Be of the same mind one toward another. Mind not high things, but condescend to men of low estate. Be not wise in your own conceits. Recompense to no man evil for evil. Provide things honest in the sight of all men.

Rom 12:16-17 

The idea behind being the “bigger” person is that we are “better” than the need to fight back. We are “above” such low brow means of resolving disputes. To be clear, you’re not going to find me saying we should fight back, or that punching a person in the nose (or slapping them in the face when they make fun of your wife) is the right course of action. Not at all. But while it’s good that we not teach retaliation, our attitude should not be “I won’t retaliate because I’m the bigger person” because that attitude replaces one sin (vengeance) with another (arrogance).

We aren’t the bigger person. That’s Paul’s point in v16. We are all equal. Just because the bully doesn’t see it that way doesn’t give us license to stop treating him like an equal. He may think he’s better than you when he bullies you, but he’s not. He’s your equal. And when you are bullied, you don’t fight back. Why? Not because you’re better than him, but because you are equal to him and he doesn’t deserve your vengeance anymore than you deserve his bullying.
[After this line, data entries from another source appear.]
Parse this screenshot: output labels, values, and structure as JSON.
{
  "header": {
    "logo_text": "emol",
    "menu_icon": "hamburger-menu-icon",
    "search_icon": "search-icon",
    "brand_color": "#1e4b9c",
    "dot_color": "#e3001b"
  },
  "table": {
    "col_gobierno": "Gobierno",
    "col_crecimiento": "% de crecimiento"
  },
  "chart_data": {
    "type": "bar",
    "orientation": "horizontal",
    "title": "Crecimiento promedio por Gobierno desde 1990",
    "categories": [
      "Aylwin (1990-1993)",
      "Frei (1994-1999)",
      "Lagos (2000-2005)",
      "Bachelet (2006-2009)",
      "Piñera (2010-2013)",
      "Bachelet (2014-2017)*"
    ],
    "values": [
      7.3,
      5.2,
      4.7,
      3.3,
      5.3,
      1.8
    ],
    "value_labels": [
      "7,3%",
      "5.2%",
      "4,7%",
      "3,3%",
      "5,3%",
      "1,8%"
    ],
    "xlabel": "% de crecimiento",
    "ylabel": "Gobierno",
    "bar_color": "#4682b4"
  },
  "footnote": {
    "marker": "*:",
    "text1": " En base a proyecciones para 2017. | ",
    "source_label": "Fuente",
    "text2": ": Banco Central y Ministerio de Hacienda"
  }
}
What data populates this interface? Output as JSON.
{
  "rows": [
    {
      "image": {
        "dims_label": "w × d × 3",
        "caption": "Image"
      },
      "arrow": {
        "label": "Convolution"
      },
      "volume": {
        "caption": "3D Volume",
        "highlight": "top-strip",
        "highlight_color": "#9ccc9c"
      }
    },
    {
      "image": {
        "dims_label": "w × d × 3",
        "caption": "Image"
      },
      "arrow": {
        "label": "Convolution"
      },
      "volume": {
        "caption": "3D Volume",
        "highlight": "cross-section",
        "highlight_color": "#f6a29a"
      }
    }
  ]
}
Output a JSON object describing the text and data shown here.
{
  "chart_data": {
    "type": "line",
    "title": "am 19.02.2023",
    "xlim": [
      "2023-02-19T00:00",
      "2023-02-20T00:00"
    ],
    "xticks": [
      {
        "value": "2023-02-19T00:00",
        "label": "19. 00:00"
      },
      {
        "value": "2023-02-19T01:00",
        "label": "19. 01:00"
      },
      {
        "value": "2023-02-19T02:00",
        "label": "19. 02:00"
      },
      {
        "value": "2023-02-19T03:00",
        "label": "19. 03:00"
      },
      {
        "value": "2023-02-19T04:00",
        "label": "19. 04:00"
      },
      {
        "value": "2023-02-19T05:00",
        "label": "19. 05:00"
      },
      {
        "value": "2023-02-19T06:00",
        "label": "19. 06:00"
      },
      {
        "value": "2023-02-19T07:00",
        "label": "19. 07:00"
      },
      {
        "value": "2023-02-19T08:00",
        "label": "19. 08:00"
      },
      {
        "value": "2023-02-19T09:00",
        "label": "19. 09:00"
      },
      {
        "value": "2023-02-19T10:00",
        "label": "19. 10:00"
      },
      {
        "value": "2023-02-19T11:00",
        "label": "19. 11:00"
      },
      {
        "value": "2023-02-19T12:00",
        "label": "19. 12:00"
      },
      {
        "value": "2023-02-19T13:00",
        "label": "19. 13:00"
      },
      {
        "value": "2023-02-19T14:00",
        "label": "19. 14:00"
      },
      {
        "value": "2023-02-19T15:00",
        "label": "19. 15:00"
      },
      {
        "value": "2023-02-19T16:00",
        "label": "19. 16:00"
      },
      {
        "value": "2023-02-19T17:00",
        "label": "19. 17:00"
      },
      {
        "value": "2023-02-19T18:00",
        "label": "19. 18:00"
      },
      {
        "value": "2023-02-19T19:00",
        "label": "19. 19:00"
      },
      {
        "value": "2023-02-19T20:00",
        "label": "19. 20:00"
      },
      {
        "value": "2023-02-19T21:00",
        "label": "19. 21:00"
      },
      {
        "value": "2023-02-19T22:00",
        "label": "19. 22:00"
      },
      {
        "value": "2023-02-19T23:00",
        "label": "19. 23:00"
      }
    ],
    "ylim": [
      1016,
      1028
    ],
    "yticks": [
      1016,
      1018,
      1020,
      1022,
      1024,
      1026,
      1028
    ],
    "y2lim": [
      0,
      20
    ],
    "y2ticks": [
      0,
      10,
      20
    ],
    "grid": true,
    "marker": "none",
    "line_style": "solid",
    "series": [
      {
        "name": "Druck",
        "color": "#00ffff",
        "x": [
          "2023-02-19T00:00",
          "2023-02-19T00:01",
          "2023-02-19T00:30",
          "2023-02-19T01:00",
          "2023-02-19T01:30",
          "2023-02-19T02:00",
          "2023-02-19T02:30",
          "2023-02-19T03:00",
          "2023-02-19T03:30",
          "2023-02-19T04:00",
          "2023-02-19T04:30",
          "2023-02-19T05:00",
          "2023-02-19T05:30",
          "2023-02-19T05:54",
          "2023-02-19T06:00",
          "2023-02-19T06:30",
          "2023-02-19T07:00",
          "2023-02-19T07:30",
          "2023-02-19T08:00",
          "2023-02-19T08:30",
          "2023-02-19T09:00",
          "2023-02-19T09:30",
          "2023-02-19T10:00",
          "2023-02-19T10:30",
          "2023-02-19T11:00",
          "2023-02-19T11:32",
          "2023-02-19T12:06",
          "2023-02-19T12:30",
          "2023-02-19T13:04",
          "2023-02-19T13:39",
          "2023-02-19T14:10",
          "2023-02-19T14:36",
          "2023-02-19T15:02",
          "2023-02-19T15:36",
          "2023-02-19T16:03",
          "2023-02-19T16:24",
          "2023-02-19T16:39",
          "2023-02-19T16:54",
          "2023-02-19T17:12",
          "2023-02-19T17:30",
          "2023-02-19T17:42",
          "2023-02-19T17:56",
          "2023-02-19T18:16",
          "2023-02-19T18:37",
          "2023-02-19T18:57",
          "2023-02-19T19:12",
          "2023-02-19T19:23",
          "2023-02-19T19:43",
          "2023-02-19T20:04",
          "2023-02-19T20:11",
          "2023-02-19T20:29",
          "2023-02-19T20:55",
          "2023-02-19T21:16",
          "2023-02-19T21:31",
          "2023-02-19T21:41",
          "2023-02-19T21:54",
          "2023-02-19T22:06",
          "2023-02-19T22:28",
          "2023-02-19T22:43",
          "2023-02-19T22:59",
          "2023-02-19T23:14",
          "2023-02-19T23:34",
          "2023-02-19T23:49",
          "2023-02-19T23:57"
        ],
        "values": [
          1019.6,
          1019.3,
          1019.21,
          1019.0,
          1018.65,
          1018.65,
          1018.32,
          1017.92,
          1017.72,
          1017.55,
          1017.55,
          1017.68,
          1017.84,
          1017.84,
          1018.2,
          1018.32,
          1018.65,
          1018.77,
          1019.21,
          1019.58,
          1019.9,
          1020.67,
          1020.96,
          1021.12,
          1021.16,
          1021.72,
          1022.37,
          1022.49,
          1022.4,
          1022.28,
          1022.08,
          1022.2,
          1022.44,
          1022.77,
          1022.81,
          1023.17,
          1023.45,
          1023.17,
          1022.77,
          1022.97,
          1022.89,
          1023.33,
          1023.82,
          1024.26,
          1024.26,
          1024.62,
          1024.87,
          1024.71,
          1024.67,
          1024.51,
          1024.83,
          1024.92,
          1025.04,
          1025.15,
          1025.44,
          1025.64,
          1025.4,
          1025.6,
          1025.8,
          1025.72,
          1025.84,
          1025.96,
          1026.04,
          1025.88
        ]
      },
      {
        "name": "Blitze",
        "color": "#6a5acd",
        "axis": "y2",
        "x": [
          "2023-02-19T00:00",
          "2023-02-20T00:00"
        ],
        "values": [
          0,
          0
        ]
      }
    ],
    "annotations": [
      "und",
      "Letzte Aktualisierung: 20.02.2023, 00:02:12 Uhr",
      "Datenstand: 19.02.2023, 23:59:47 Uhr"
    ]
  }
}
You’re not his judge, jury and executioner; God is, so leave that to God (Romans 12:19).

Under the Old Testament, the precept of “eye for an eye” was the Law of the land. In that case, God was regulating justice for a nation. If you lost your eye, the Law called for Justice (a word which implies equality). If you lost your eye, the one who took it lost his, that way the issue was resolved and there was no need for escalation, resulting in someone going on a John Rambo-like crusade against the assailant’s family.

Here, however, Paul is speaking to Christians, whose Law of Jesus is written in their hearts. The Christian Law says that we don’t recompence (to pay back) evil with evil of our own. Instead we turn the other cheek, etc. He says to provide honest things to all men, but while word in the King James is translated as “honest” a better rendering would be “beautiful” or “virtuous” or “valuable.”

The attitude of non-retaliation is the beautiful, Christian attitude we are to have. When we are attacked we ought not fight back, because that shows the beautiful Christian spirit to all men who see us and observe how we handle our attacker.